WHO Urges End To Routine Antibiotic Use In Farm Animals To Stem Rise Of Superbugs

(Photo: STRINGER/AFP/Getty Images)
(Photo: STRINGER/AFP/Getty Images)

Farmers should severely limit their use of antibiotics in animals, the World Health Organization warned on Tuesday, in order to stop the growing threat of antibiotic resistance to the human population.

Antibiotics are routinely used today to protect the health of the herd and promote animal growth. New guidelines issued by WHO call for an end to those practices in order to maintain the effectiveness of the current supply of antibiotics and to quell the rise of superbugs, which are resistant to almost all forms of medication.

Limiting the antibiotics given to food-producing animals ― such as chickens, cows and pigs ― can reduce antibiotic-resistant bacteria in those animals by up to 39 percent, according to a report published in The Lancet on Monday.

If antibiotic resistance is not brought under control, by 2050 the lives of 10 million people a year and $100 trillion cumulatively are at risk due to drug-resistant infections, The British Review on Antimicrobial Resistance warned in 2016.

World leaders have repeatedly warned that the continued misuse of antibiotics could thrust medical science back into the Dark Ages. If common antibiotics continue to lose their efficacy, operations like hip replacements could become unfeasible because of the infection risk.

“A lack of effective antibiotics is as serious a security threat as a sudden and deadly disease outbreak,” said Dr. Tedros Adhanom Ghebreyesus, the director-general of WHO, in a press release on Tuesday. “Strong, sustained action across all sectors is vital if we are to turn back the tide of antimicrobial resistance and keep the world safe.”

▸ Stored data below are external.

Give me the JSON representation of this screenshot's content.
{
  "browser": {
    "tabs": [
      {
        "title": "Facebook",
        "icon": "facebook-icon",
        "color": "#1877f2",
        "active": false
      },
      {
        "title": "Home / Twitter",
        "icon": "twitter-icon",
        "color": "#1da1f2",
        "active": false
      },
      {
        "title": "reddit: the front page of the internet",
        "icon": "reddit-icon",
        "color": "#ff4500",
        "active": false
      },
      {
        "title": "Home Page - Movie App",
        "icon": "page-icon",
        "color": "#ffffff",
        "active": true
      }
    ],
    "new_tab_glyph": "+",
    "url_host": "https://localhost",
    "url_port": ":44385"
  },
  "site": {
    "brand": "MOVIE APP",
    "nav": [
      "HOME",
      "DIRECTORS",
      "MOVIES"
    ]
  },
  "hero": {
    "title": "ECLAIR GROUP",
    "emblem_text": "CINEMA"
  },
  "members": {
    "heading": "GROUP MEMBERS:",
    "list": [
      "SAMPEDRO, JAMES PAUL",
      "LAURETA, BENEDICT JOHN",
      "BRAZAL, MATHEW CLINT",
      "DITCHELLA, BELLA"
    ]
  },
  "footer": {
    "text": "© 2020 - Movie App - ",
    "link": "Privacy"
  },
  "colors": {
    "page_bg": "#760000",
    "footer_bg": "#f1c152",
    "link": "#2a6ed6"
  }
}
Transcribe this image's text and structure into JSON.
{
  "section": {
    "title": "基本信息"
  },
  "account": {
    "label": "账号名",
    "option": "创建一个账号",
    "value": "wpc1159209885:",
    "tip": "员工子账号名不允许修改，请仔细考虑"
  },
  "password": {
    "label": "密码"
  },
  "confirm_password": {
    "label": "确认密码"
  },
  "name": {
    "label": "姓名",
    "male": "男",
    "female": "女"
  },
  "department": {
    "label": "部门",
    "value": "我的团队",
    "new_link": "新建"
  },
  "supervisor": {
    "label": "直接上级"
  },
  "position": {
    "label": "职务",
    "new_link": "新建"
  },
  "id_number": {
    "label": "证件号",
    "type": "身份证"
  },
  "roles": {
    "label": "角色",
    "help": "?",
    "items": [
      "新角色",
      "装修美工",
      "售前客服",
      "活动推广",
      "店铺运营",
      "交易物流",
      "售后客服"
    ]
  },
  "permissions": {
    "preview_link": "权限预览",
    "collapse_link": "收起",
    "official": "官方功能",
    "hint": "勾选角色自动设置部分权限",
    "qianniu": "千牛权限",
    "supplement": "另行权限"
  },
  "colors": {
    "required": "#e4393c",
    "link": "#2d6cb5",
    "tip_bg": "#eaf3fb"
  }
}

Protecting the efficacy of current antibiotics is essential as there are “very few promising options in the research pipeline” to replace them, WHO said.

The new recommendations include a “complete” restriction on antibiotic use for animal growth and disease prevention without diagnosis. Such overuse remains common in the U.S. and around the world, although it is under pressure from the growing consumer preference for antibiotic-free meat. The European Union banned the routine use of antibiotics for “growth promotion” among animals in 2006.

“The volume of antibiotics used in animals is continuing to increase worldwide, driven by a growing demand for foods of animal origin, often produced through intensive animal husbandry,” Dr. Kazuaki Miyagishima, director of WHO’s Department of Food Safety and Zoonoses, said in the press release.

While WHO cannot enforce the guidelines it laid out, global leaders meeting at the United Nations last September signed on to a political declaration to fight the growing spread of antibiotic resistance. The high-level U.N. gathering was only the fourth such meeting dedicated to a health issue, following others focused on HIV, noncommunicable diseases and the Ebola virus.